Quantitative points of interest. Here are some factors:
- Stats of drilling in an area "success."
- Use of digital subsea depths of rock formation to contour map (by hand and automatic).
- Digital data map bases (shaped files) for geographic coord.
- Digital database for well locs like above.
- Use of online data such as subsea formation tops.
- Use on line production database to see how other wells in area are producing. Also tells total reserves expected.
- Use this for economic study like mention above. Companies buying producing wells and reserves have very extensive programs with discounted value of money, depletion of reserves, etc. Lots of econ and stats.
- Processing of seismic is mostly quantitative work for end result. Will Isotime (linear scale of time vs velocity between rock layers) Isotime thinning shows structures where oil may hide. Will map these values with values and contours.
- Velocity changes horizontally at a certain depth with seismic may show low density area "hot spot" where low density gas in the rock shows up.
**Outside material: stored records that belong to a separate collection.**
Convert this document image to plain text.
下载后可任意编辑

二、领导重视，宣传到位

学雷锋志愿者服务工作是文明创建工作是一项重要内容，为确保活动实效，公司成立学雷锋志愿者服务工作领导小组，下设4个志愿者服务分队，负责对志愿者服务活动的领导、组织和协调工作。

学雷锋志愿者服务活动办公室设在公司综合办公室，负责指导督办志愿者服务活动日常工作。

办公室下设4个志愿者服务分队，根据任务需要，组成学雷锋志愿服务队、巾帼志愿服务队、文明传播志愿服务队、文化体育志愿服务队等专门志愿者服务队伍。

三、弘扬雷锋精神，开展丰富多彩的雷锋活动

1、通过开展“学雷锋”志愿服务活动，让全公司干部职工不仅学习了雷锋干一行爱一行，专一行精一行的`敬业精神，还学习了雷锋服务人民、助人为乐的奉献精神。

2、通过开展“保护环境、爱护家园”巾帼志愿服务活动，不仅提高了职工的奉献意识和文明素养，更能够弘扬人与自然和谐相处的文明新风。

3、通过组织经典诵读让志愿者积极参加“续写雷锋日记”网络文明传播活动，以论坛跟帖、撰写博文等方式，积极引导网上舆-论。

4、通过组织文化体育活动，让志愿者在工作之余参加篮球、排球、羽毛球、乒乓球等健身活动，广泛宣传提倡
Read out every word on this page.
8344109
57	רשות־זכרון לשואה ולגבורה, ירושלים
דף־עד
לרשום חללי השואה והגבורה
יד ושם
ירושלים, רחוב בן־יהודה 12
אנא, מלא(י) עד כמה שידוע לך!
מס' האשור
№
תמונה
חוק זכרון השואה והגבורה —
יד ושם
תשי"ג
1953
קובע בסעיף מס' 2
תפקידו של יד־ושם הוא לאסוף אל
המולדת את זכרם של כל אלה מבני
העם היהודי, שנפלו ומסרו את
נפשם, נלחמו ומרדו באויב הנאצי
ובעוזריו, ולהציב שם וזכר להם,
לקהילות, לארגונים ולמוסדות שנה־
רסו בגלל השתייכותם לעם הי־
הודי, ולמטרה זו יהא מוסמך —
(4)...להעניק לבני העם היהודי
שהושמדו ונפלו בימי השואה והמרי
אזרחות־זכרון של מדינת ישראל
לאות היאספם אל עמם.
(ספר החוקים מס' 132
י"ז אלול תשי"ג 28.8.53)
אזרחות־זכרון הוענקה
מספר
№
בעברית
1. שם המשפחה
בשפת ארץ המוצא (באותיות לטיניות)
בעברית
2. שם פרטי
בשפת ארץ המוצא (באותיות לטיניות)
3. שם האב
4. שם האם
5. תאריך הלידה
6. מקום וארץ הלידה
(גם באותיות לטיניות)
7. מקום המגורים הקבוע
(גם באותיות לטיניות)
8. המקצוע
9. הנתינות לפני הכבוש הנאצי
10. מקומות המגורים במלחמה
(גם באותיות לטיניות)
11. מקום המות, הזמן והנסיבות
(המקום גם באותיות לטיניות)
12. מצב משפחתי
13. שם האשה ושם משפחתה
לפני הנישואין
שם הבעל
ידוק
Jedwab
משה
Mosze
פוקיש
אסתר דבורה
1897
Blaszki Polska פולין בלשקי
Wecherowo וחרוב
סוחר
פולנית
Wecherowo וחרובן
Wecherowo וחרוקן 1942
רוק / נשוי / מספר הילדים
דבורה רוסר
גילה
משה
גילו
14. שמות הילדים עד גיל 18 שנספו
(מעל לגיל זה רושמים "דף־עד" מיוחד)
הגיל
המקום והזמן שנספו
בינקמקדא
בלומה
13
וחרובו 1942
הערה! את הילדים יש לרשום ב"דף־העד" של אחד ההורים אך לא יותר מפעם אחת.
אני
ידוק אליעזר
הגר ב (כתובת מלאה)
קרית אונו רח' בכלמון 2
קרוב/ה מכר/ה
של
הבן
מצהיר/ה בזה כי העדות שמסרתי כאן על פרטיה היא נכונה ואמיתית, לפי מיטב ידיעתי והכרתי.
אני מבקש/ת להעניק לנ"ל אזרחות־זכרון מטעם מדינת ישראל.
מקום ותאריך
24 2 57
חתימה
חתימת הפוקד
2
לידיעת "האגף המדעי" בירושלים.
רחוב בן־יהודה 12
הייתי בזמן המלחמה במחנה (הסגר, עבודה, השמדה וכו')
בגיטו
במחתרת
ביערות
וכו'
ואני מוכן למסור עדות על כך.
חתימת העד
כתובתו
These are digital values we map using feet/second changes in sound velocity.
- Reads electric logs from old wells looking for missed oil sections. This all quantitative data. Values such as porosity, permeability of rock, water saturations, oil and gas saturations, lithology changes etc. This is very hightech using Neutron and Gamma transmission and reflection, electric resistance of the rock, etc. Places values to each factor to map porosity boundaries, oil and water boundary zones, values to determine flow rates of oil and gas, etc... These are all on file as rasterlogs which are stored on his 200GB hard drive.
- The drill end (esp directional drilling) is all quantitative data. Based on triginometry using some high tech gyros.